NAPLAN was touted by then federal education minister, Julia Gillard, as a means of “providing information for mums and dads and improving outcomes for all Australian students.” As the WSWS warned, NAPLAN was actually about accelerating the shift to private schools, helping to create one of the most privatised and socially-segregated education systems among comparable countries, with public schools left with the most disadvantaged students.

Continuing reports on the downward trajectory of student performance have threatened NAPLAN’s viability. In 2018, former New South Wales (NSW) education minister Adrian Piccoli, currently a director of the Gonski Institute for Education at the University of NSW, wrote: “The NAPLAN testing and reporting regime is clearly in its death throes.”

In 2020, in an attempt at damage control, the premiers of NSW, Victoria and Queensland launched a review of the testing regime, calling for aspects of its operations to be tweaked. The review made several limited suggestions, such as moving the test until later in the school year, but advocated the retention of NAPLAN.

The federal Liberal-National government has reiterated its determination to maintain the 12-year-old regime. Federal Education Minister Alan Tudge declared recently: “We must protect NAPLAN, and not give in to those who call for less accountability and less information for teachers and parents.”

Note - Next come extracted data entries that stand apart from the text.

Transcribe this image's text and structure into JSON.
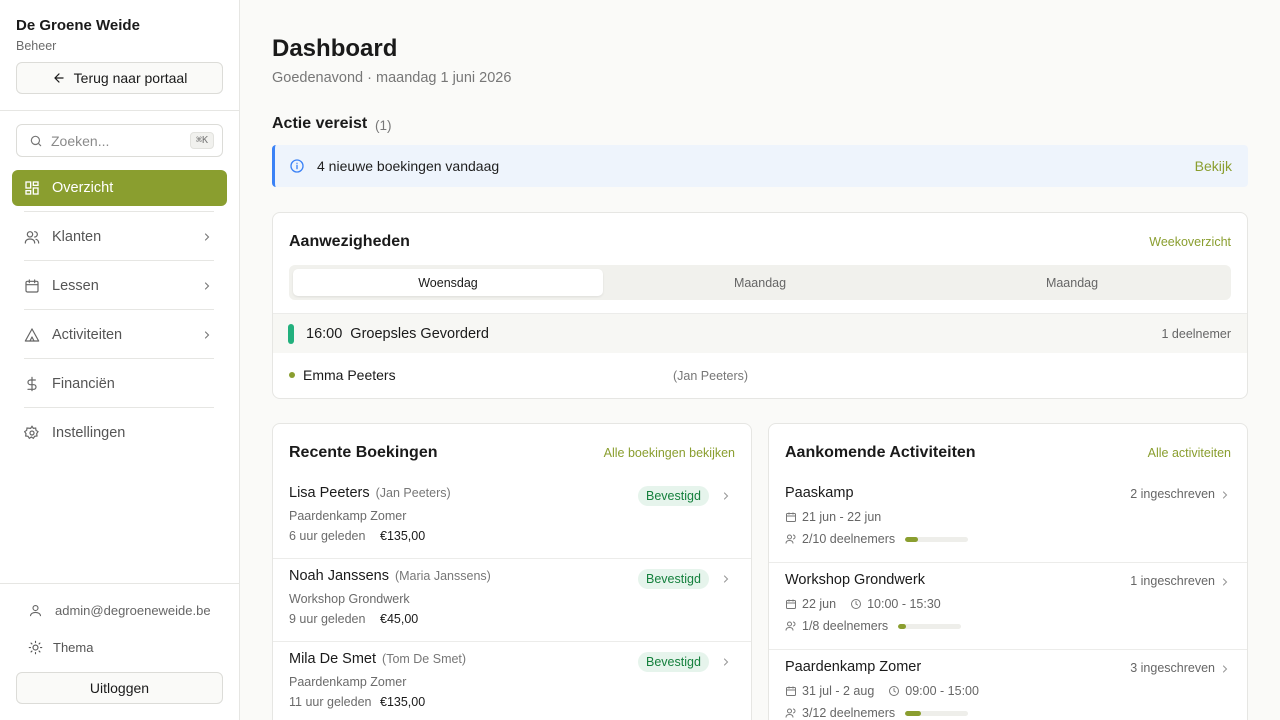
{
  "sidebar": {
    "brand": "De Groene Weide",
    "brand_sub": "Beheer",
    "back_label": "Terug naar portaal",
    "search_placeholder": "Zoeken...",
    "search_shortcut": "⌘K",
    "items": [
      {
        "label": "Overzicht",
        "icon": "grid-icon",
        "active": true
      },
      {
        "label": "Klanten",
        "icon": "users-icon",
        "has_children": true
      },
      {
        "label": "Lessen",
        "icon": "calendar-icon",
        "has_children": true
      },
      {
        "label": "Activiteiten",
        "icon": "tent-icon",
        "has_children": true
      },
      {
        "label": "Financiën",
        "icon": "dollar-icon"
      },
      {
        "label": "Instellingen",
        "icon": "gear-icon"
      }
    ],
    "user_email": "admin@degroeneweide.be",
    "theme_label": "Thema",
    "logout_label": "Uitloggen"
  },
  "header": {
    "title": "Dashboard",
    "subtitle": "Goedenavond · maandag 1 juni 2026"
  },
  "action_required": {
    "title": "Actie vereist",
    "count": "(1)",
    "alert_text": "4 nieuwe boekingen vandaag",
    "alert_link": "Bekijk"
  },
  "attendance": {
    "title": "Aanwezigheden",
    "link": "Weekoverzicht",
    "tabs": [
      "Woensdag",
      "Maandag",
      "Maandag"
    ],
    "session": {
      "time": "16:00",
      "name": "Groepsles Gevorderd",
      "count": "1 deelnemer"
    },
    "participant": {
      "name": "Emma Peeters",
      "parent": "(Jan Peeters)"
    }
  },
  "bookings": {
    "title": "Recente Boekingen",
    "link": "Alle boekingen bekijken",
    "rows": [
      {
        "name": "Lisa Peeters",
        "parent": "(Jan Peeters)",
        "activity": "Paardenkamp Zomer",
        "ago": "6 uur geleden",
        "price": "€135,00",
        "status": "Bevestigd"
      },
      {
        "name": "Noah Janssens",
        "parent": "(Maria Janssens)",
        "activity": "Workshop Grondwerk",
        "ago": "9 uur geleden",
        "price": "€45,00",
        "status": "Bevestigd"
      },
      {
        "name": "Mila De Smet",
        "parent": "(Tom De Smet)",
        "activity": "Paardenkamp Zomer",
        "ago": "11 uur geleden",
        "price": "€135,00",
        "status": "Bevestigd"
      }
    ]
  },
  "activities": {
    "title": "Aankomende Activiteiten",
    "link": "Alle activiteiten",
    "rows": [
      {
        "name": "Paaskamp",
        "count": "2 ingeschreven",
        "dates": "21 jun - 22 jun",
        "time": "",
        "participants": "2/10 deelnemers",
        "fill": 0.2
      },
      {
        "name": "Workshop Grondwerk",
        "count": "1 ingeschreven",
        "dates": "22 jun",
        "time": "10:00 - 15:30",
        "participants": "1/8 deelnemers",
        "fill": 0.125
      },
      {
        "name": "Paardenkamp Zomer",
        "count": "3 ingeschreven",
        "dates": "31 jul - 2 aug",
        "time": "09:00 - 15:00",
        "participants": "3/12 deelnemers",
        "fill": 0.25
      }
    ]
  },
  "colors": {
    "accent": "#8a9e2f",
    "info": "#3b82f6",
    "success": "#15803d",
    "session_bar": "#22b07d"
  }
}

Likewise, the Queensland state Labor government’s Education Minister Grace Grace said teachers had to continue to implement NAPLAN, insisting that some form of standardised testing was required, even though “we know from parents and teachers there are shortcomings with how NAPLAN currently operates.”

Last October, Queensland teachers voted overwhelmingly to ban NAPLAN in all its forms. More than 94 percent of the more than 8,000 members who participated in the Queensland Teachers Union’s (QTU) ballot voted for the outright ban.

However, the QTU abandoned the ban after the Queensland Industrial Relations Commission declared it would be unlawful industrial action, ruling in favour of the state Labor government.

To placate teachers, the QTU then urged its members to withdraw their own children from NAPLAN. This is a limited, individualised form of protest that effectively allows NAPLAN to resume.

In similar manoeuvres, the AEU and the NSWTF have issued empty appeals to the federal government to abolish NAPLAN, citing surveys showing overwhelming opposition to the test by teachers, principals and education support staff.

An AEU survey of 12,000 public school staff conducted in 2020 found that 94 percent of teachers and 85 percent of school principals believed NAPLAN contributed to student anxiety; 85 percent of teachers and 75 percent of school principals did not believe NAPLAN improved student outcomes; and 78 percent of school principals and 66 percent of teachers believed NAPLAN increased teachers’ workloads. Large majorities also did not think that NAPLAN was effective in measuring or comparing school performances.

AEU federal president Correna Haythorpe said the union “again calls on the federal government to scrap NAPLAN and develop a new assessment framework based on sample testing in consultation with the teaching profession and its union.”

This is a recipe for once more establishing a “working party” partnership between the governments and the union leaders to continue a NAPLAN-style regime, perhaps in a slightly modified form.

Teachers and parents need to take the fight against NAPLAN out of the hands of the unions. NAPLAN cannot be tweaked or re-modelled. High-stakes testing and the pro-business agenda behind it must be rejected.

The Committee for Public Education calls for the formation of rank-and-file committees of school staff, parents and students, totally independent of the trade unions, for the widest discussion and action to be developed.

The fight for the right of all students to free, first-class public education requires a political struggle against the Labor and Liberal-National governments alike, which are determined to degrade public education to a second-rate system for those children whose parents cannot afford private schooling.